Because culture wars are fought in hearts more than in minds, and because culture warriors tend to speak in terms of moral absolutes rather than gray areas and tensions and ambiguities, compromise is difficult. Despite frequent calls for a “truce” in the culture wars, none has been forthcoming. As support for Israel becomes more polarized, politicians on the left and right are likely to take increasingly totalized “pro-Israel” or “anti-Israel” positions and become less amenable to possible middle paths.

This polarization is already taking place. Consider the two most pressing issues regarding Israel: Iran’s nuclear program and the Israeli-Palestinian conflict. It would be interesting and perhaps productive for U.S. foreign policy if there were prominent figures who were hawkish on Iran but also in the peace camp on Israel-Palestine (this is the position France has taken). Instead, as the Los Angeles Times’ Michael McGough observed, there is 100 percent overlap. More broadly, it is probably not helpful for a delicate foreign policy issue crying out for compromise to become wrapped up in a take-no-prisoners domestic culture war.

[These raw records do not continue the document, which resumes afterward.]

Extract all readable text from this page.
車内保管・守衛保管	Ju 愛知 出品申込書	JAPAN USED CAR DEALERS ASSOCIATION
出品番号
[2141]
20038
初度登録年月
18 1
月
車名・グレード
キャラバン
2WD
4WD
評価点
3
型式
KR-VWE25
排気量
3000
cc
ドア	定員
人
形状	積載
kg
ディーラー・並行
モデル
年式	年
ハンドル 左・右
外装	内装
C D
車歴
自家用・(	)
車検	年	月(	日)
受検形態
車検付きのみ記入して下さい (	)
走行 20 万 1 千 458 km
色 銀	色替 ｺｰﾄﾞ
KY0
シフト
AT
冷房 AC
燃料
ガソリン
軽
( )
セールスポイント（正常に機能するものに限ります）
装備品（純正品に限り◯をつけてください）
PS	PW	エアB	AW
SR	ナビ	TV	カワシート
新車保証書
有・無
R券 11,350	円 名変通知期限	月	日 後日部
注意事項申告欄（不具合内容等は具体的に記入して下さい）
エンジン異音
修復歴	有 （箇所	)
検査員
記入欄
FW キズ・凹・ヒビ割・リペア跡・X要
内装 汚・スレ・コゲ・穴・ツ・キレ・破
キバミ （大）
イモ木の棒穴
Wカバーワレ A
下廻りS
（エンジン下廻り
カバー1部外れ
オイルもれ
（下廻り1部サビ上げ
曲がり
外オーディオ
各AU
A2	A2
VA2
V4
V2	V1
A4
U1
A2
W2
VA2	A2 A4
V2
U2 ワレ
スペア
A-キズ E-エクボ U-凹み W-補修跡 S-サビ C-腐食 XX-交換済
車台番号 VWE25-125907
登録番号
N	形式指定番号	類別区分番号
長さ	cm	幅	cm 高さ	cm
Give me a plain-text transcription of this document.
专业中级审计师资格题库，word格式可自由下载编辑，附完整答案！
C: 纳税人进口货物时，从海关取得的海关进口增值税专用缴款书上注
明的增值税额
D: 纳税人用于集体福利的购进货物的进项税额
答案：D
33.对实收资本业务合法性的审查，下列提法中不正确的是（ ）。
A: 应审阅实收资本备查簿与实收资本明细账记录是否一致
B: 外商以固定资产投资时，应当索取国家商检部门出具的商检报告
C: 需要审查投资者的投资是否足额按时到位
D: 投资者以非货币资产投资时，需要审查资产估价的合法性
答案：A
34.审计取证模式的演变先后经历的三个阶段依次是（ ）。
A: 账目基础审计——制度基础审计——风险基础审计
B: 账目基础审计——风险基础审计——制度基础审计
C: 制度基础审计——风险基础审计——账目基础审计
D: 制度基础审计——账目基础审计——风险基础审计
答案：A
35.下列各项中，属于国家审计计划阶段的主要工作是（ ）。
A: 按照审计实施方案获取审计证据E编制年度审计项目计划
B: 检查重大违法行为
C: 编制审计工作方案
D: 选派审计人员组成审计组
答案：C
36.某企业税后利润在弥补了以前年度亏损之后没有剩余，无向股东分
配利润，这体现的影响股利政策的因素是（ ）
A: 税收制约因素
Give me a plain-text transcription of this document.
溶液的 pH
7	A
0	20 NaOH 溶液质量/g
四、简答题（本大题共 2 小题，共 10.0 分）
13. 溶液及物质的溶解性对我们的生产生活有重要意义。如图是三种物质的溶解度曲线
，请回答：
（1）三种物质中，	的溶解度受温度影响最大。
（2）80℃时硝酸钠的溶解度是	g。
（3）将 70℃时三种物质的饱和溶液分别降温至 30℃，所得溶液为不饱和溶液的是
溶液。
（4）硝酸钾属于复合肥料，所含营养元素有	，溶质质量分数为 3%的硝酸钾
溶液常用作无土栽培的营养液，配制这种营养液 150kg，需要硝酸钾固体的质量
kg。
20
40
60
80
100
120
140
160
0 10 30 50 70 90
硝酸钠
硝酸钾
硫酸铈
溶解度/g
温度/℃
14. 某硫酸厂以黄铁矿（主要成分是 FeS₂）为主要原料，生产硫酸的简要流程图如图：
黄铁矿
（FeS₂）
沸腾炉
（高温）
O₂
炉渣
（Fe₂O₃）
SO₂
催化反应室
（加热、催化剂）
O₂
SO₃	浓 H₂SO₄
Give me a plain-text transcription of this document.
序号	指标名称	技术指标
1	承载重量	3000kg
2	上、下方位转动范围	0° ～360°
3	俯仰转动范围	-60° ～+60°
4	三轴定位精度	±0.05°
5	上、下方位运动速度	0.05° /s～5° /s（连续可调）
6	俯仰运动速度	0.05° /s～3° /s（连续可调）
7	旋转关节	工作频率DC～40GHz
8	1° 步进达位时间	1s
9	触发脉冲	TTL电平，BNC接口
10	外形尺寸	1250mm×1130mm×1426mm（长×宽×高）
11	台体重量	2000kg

(3) Discourse on Israel and Jews will become increasingly contentious and regulated in American culture.

One of the unpleasant features of the culture wars is that (amplified by the social media outrage machine) they tend to shrink the boundaries of acceptable speech in certain spaces. It’s hardly necessary to give examples, but two representative cases are Mozilla’s firing of its CEO for opposing same-sex marriage and a pro-gun publication’s firing of an editor for allowing that certain types of gun control should not be anathema.

Speech surrounding Israel is already becoming increasingly sensitive and regulated — on both sides. On a number of college campuses, Palestinian activists, as well as pro-Israel activists, have been sanctioned for their advocacy. Meanwhile, at the national level, Jewish-related speech is being subject to increasingly strict scrutiny. Lena Dunham was subject to hysterical criticism for a New Yorker comedy piece invoking some Jewish stereotypes, and Trevor Noah was nearly run out of his new job as host of The Daily Show after Twitter users discovered a handful of his (rather unfunny) jokes about Jews and Israel. As Phoebe Maltz Bovy notes, “Jewish humor no longer gets a pass.” Bovy plausibly attributes this, in part, to the rise of global anti-Semitism, but I think the increasingly vitriolic debate over Israel (a related phenomenon) is also at play. As a free speech partisan (and a Jewish American), I tend to think this tightening of cultural restrictions is unfortunate.

***

Twenty years ago, support for Israel was more or less a bipartisan cause, with its share of critics on both sides. Today, Israel retains strong overall support — but the nature and source of the support has transformed, as support for the Jewish state has become yet another American culture war skirmish. This is an unfortunate development, for both nations.


Jason Willick, a senior studying history, is the editor in chief of Stanford Political Journal.